YZC: The ten-year-old narrator’s vulnerability really lent itself to the atmospheric passages of the novel, and for me his vulnerability comes not from the simple naiveté of a child but a kind of suggestibility. Why did you decide to tell the story through Gavin? Does it have anything to do with him being a middle child and thus (as the stereotype goes) more overlooked, more unpredictable?

CCL: The middle child positioning is part of it. I wanted him to feel some responsibility — for his younger brother, for example — but I also wanted him to be a child rather than a teenager, to be an age when he was still relying wholly on others: his older sister, his mother, his father. I think his age is important. He’s ten in the novel. To me, this is an age that allows for full complexity of thought, but retains a world view that still feels separate from adulthood. I was wary, though, of presenting him in a way that would get him tagged as precocious. I love novels narrated by children, but I usually don’t love those types of novels.

Family migration is often spurred by one person’s choices that have huge ramifications for every other family member.

YZC: What are some of those novels narrated by children that you love? What did they accomplish that wouldn’t be possible with an adult narrator?

CCL: Family Life by Akhil Sharma; The Gangster We Are All Looking For by lê thi diem thúy; The Dream Room, by Marcel Möring (especially the first chapter — it’s only four chapters long; the last chapter is slightly baffling). These are wildly different books, I might add. But they examine family difficulties at a slant that makes everything seem new. It’s not wonderment — I hate that word. It’s more like how when you lie down on the floor, you notice different things about a room. The novels don’t sacrifice nuance simply because a child is doing the looking.

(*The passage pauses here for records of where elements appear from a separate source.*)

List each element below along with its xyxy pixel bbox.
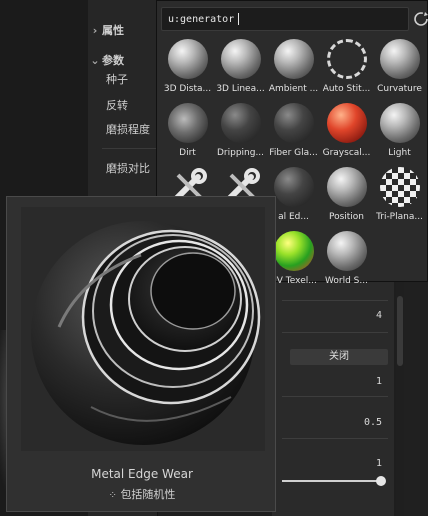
divider	[282, 332, 388, 333]
divider	[102, 148, 158, 149]
resource-thumbnail	[274, 39, 314, 79]
search-input[interactable]: u:generator	[161, 7, 409, 31]
preview-subtitle: ⁘ 包括随机性	[7, 486, 277, 502]
resource-tile[interactable]: Dirt	[161, 101, 214, 167]
divider	[282, 300, 388, 301]
resource-thumbnail	[168, 39, 208, 79]
search-input-value: u:generator	[168, 14, 235, 25]
resource-thumbnail	[327, 103, 367, 143]
resource-label: Fiber Gla...	[269, 148, 318, 158]
param-wear-level-label: 磨损程度	[106, 123, 150, 136]
resource-tile[interactable]: Position	[320, 165, 373, 231]
resource-label: Tri-Plana...	[376, 212, 423, 222]
param-value-field[interactable]: 1	[376, 458, 382, 469]
divider	[282, 438, 388, 439]
section-params[interactable]: ⌄ 参数	[88, 52, 124, 68]
preview-tooltip: Metal Edge Wear ⁘ 包括随机性	[6, 196, 276, 512]
slider-handle[interactable]	[376, 476, 386, 486]
param-seed-label: 种子	[106, 73, 128, 86]
resource-thumbnail	[168, 103, 208, 143]
scrollbar[interactable]	[396, 280, 404, 516]
resource-tile[interactable]: Tri-Plana...	[373, 165, 426, 231]
resource-label: Curvature	[377, 84, 422, 94]
section-attributes-label: 属性	[102, 24, 124, 37]
resource-thumbnail	[221, 39, 261, 79]
resource-thumbnail	[327, 167, 367, 207]
resource-tile[interactable]: Curvature	[373, 37, 426, 103]
resource-thumbnail	[274, 103, 314, 143]
resource-thumbnail	[380, 103, 420, 143]
param-value-field[interactable]: 4	[376, 310, 382, 321]
resource-label: 3D Dista...	[163, 84, 212, 94]
resource-label: Dripping...	[216, 148, 265, 158]
resource-tile[interactable]: Grayscal...	[320, 101, 373, 167]
invert-toggle[interactable]: 关闭	[290, 349, 388, 365]
resource-label: Light	[388, 148, 411, 158]
resource-tile[interactable]: 3D Dista...	[161, 37, 214, 103]
resource-tile[interactable]: Dripping...	[214, 101, 267, 167]
resource-label: 3D Linea...	[216, 84, 265, 94]
text-cursor	[238, 13, 240, 25]
resource-label: Grayscal...	[322, 148, 371, 158]
random-dots-icon: ⁘	[108, 490, 117, 501]
resource-label: World S...	[325, 276, 368, 286]
param-value-field[interactable]: 0.5	[364, 417, 382, 428]
resource-label: Dirt	[179, 148, 196, 158]
resource-tile[interactable]: Fiber Gla...	[267, 101, 320, 167]
param-invert-label: 反转	[106, 99, 128, 112]
section-attributes[interactable]: › 属性	[88, 22, 124, 38]
resource-tile[interactable]: Auto Stit...	[320, 37, 373, 103]
section-params-label: 参数	[102, 54, 124, 67]
resource-thumbnail	[380, 39, 420, 79]
resource-label: Position	[328, 212, 365, 222]
material-sphere-image	[31, 221, 261, 445]
scrollbar-thumb[interactable]	[397, 296, 403, 366]
resource-label: Ambient ...	[268, 84, 319, 94]
resource-thumbnail	[327, 231, 367, 271]
resource-thumbnail	[274, 167, 314, 207]
chevron-down-icon: ⌄	[90, 54, 100, 67]
resource-thumbnail	[221, 103, 261, 143]
parameter-values-panel: 4 关闭 1 0.5 1	[272, 280, 394, 516]
chevron-right-icon: ›	[92, 24, 98, 37]
resource-thumbnail	[274, 231, 314, 271]
divider	[282, 396, 388, 397]
param-wear-contrast-label: 磨损对比	[106, 162, 150, 175]
slider-track[interactable]	[282, 480, 384, 482]
param-value-field[interactable]: 1	[376, 376, 382, 387]
resource-thumbnail	[380, 167, 420, 207]
resource-label: Auto Stit...	[322, 84, 371, 94]
preview-subtitle-text: 包括随机性	[120, 488, 176, 501]
preview-image	[21, 207, 265, 451]
refresh-button[interactable]	[411, 8, 428, 30]
resource-tile[interactable]: Light	[373, 101, 426, 167]
resource-thumbnail	[327, 39, 367, 79]
preview-title: Metal Edge Wear	[91, 467, 193, 481]
refresh-icon	[414, 12, 428, 26]
resource-tile[interactable]: Ambient ...	[267, 37, 320, 103]
resource-tile[interactable]: World S...	[320, 229, 373, 295]
resource-tile[interactable]: 3D Linea...	[214, 37, 267, 103]
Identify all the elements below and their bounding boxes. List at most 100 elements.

YZC: You said earlier you wrote the book to understand the mother. I love the idea of writers exploring what confounds them through writing. Were there any unexpected realizations from finishing the book?

CCL: I had a lot of insights into the characters that surprised me. I’ve had similar experiences while writing short stories, but nowhere at this level of magnitude. I think it’s simply the amount of time spent with the characters, the quantity of pages written and thrown away — you begin to see congruences and contradictions everywhere.

YZC: A cheeky question, but do you have a response ready for when people inevitably ask: How autobiographical is your novel?

CCL: No, I don’t have a response ready! Most of the facts are not autobiographical (by intention), but many of the emotional situations are. Was that obfuscating? I hope so.

YZC: Good for you! I think sometimes there’s this expectation that immigration novels feature a tussle, especially for second-generation characters, between the “old culture” and the “new culture,” with some kind of resolution at the end that’s a compromise between the two. The Unpassing is a departure from this arc. Was it at all your intention to write a different kind of immigrant novel?

CCL: Haha, I would never set out with an intention to write a different kind of anything, mostly because it would incapacitate me. But I do think I’m interested in an aspect of migration that I haven’t seen explored in depth in fiction (though if you told me it already exists I wouldn’t necessarily be surprised either). What I’m interested in is how family migration — when it’s a decision rather than an absolute necessity — is often spurred by one person, and how one person’s desires or choices have huge ramifications for every other family member. For children, who have no agency in the matter, migration thrusts them into a place where they may feel they don’t belong, and yet they may not have any other place of belonging, since they were often young when they left their country of origin. They’re lacking the memories and the history. And this leaves them floating, in a way. Searching.